As Greene points out, sign shops that now handle wide-format digital printing already have access to their customers’ digital assets, which can be repurposed for screen-based display.
“Many of your existing customers may be looking for something new, whether it’s interactivity, gamification or integration with social media,” says Greene. “You already know the customer and you have their content.”
Greene describes the digital signage market in three tiers, comprising high-end broadcast-scale, mid-range networked and small stand-alone deployments. The first category has been dominated by specialized digital signage firms. The second has proven fruitful for audiovisual (AV) professionals, many of whom have already added digital signage to their offerings. The third, however, still represents a strong opportunity for growth, to the benefit of smaller sign shops.
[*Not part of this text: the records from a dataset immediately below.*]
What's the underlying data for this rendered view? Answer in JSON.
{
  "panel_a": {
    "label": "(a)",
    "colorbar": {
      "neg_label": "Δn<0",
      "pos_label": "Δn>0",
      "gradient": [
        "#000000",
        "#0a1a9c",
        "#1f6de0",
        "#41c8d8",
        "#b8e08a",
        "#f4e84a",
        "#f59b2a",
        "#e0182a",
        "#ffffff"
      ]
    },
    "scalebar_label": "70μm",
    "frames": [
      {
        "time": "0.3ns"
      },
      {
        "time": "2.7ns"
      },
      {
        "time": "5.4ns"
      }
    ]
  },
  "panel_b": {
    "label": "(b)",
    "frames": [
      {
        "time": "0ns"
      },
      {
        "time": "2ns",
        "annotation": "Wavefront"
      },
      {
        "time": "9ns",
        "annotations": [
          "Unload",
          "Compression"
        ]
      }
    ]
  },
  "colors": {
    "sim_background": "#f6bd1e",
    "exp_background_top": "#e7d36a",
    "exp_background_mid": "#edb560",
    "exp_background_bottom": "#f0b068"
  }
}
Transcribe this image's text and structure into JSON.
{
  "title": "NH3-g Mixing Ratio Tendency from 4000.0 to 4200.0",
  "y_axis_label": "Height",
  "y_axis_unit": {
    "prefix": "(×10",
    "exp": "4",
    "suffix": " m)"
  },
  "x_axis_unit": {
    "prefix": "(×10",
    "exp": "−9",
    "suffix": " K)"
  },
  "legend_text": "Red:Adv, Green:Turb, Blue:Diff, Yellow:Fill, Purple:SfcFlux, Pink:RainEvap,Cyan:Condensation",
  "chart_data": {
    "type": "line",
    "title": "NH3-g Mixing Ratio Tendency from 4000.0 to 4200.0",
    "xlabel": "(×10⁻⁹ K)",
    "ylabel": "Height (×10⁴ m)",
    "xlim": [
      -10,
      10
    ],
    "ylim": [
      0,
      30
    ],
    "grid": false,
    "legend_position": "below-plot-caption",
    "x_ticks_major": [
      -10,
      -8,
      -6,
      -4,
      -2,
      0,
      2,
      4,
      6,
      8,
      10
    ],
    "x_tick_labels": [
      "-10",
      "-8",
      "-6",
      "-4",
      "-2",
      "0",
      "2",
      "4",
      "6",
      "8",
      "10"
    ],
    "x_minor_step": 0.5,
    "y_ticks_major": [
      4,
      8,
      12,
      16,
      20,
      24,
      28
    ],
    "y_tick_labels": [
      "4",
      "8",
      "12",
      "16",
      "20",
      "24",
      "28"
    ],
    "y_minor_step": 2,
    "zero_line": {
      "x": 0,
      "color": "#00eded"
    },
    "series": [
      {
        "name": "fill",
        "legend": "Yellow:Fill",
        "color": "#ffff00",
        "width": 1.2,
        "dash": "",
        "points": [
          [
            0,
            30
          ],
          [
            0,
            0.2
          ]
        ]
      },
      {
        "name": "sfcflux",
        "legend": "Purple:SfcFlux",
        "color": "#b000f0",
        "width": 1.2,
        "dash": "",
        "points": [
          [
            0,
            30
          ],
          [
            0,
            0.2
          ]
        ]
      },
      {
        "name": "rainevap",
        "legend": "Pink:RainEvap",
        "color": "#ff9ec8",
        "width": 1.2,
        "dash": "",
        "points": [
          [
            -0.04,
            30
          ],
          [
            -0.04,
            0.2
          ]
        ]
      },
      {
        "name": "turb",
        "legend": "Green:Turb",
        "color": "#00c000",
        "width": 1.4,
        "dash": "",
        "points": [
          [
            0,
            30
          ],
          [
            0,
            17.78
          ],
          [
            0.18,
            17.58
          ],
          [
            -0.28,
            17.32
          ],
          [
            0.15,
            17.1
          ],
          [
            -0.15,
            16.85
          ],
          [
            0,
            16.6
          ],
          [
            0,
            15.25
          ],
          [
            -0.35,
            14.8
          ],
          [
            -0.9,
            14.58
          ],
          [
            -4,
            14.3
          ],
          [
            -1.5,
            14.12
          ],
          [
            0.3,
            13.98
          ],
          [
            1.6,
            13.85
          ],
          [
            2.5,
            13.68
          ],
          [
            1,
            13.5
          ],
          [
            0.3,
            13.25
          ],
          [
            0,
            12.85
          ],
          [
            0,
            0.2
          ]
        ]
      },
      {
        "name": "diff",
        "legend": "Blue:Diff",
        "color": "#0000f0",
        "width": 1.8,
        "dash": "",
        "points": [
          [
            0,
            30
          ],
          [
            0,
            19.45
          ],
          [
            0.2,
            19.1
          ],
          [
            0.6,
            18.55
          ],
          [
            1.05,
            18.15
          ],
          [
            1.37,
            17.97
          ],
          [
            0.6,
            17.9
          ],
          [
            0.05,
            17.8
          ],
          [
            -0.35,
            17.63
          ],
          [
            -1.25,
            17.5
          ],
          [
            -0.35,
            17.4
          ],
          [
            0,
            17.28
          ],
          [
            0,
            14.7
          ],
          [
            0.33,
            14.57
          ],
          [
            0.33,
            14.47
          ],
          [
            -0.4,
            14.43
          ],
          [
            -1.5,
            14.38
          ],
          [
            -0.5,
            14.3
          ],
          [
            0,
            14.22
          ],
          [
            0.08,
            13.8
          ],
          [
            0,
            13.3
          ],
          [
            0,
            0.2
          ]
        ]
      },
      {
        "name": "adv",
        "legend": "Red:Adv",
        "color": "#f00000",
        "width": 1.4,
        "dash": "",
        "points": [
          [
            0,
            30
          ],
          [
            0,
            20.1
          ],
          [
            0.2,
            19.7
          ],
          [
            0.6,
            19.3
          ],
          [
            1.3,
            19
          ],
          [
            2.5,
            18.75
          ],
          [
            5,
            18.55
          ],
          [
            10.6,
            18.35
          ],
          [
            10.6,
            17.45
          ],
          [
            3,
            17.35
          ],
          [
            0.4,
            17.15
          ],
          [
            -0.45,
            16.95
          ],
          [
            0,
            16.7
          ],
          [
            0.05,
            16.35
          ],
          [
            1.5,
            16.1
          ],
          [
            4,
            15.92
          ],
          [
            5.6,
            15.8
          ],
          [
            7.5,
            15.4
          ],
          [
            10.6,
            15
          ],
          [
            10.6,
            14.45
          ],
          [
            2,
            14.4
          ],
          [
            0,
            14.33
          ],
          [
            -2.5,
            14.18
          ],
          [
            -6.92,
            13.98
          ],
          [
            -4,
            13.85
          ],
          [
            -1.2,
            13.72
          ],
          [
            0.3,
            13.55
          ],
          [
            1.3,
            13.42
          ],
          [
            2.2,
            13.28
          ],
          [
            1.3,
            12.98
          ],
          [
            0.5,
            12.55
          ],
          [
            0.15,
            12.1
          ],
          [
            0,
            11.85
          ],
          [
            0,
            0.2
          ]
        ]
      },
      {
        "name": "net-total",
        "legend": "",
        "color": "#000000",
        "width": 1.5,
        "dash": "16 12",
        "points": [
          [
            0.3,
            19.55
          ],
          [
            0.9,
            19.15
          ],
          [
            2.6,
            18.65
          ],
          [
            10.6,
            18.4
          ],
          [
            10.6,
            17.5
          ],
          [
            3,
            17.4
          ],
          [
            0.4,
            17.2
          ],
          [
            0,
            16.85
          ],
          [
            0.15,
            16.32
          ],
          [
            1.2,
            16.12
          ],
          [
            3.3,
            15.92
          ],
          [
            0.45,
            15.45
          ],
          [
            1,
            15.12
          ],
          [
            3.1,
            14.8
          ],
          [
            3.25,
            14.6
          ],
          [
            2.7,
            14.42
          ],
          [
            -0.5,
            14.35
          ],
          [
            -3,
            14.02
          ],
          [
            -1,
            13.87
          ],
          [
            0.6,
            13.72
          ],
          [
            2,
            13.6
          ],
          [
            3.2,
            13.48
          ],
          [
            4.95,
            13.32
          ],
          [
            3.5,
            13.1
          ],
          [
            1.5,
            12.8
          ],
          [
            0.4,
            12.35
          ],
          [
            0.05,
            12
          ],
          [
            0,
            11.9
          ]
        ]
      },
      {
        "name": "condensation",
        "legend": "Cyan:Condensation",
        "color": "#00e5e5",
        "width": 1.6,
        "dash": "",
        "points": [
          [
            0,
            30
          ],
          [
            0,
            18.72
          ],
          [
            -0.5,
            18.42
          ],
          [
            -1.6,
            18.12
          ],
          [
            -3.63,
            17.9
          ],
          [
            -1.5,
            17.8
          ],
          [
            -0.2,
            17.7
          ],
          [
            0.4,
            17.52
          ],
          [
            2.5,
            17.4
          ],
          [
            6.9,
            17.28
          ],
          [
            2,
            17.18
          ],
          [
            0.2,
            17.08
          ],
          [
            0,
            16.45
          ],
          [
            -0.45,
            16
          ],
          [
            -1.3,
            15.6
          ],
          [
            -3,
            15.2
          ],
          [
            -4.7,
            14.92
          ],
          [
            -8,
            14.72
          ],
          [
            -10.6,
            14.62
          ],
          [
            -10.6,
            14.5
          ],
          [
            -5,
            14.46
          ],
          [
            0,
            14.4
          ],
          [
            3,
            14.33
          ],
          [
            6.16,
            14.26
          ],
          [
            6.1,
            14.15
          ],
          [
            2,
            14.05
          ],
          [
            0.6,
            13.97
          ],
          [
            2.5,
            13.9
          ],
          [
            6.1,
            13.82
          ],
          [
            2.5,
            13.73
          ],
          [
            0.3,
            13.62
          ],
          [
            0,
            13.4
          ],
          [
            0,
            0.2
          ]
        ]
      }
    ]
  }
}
Small stand-alone digital signage deployments represent a largely untapped market, ripe with opportunity for sign shops.
“The AV guys can compete at the middle range, but not so much at the smaller scale,” says Greene. “A lot of signmakers want to segue into the digital signage market and implementation at this range is pretty simple.”
A turnkey approach
With this in mind, some suppliers and vendors to the sign industry have introduced complete ‘turnkey’ systems, including all of the hardware and software components required for signmakers to get started in the digital signage market quickly, easily and profitably.
These systems are compatible with the common file types seen among the aforementioned sign shop customers’ digital assets and are designed to facilitate their repurposing. Existing graphic files can be loaded into libraries and scheduled into playlists. This is similar to processes that sign shops already handle, particularly with respect to wide-format printing. For that matter, the dynamic output may well be similar to wide-format printed graphic applications, ranging from point-of-purchase (POP) displays to restaurant menu boards.
The key to any sign shop’s success is to keep up with its customers’ needs. Today, many of these longtime customers are considering implementing digital signage to complement their static signage. Given they already trust sign shops to provide banners, wraps and other sign graphics, it is only natural for this new business opportunity to involve sign shops, too, if they are ready for it.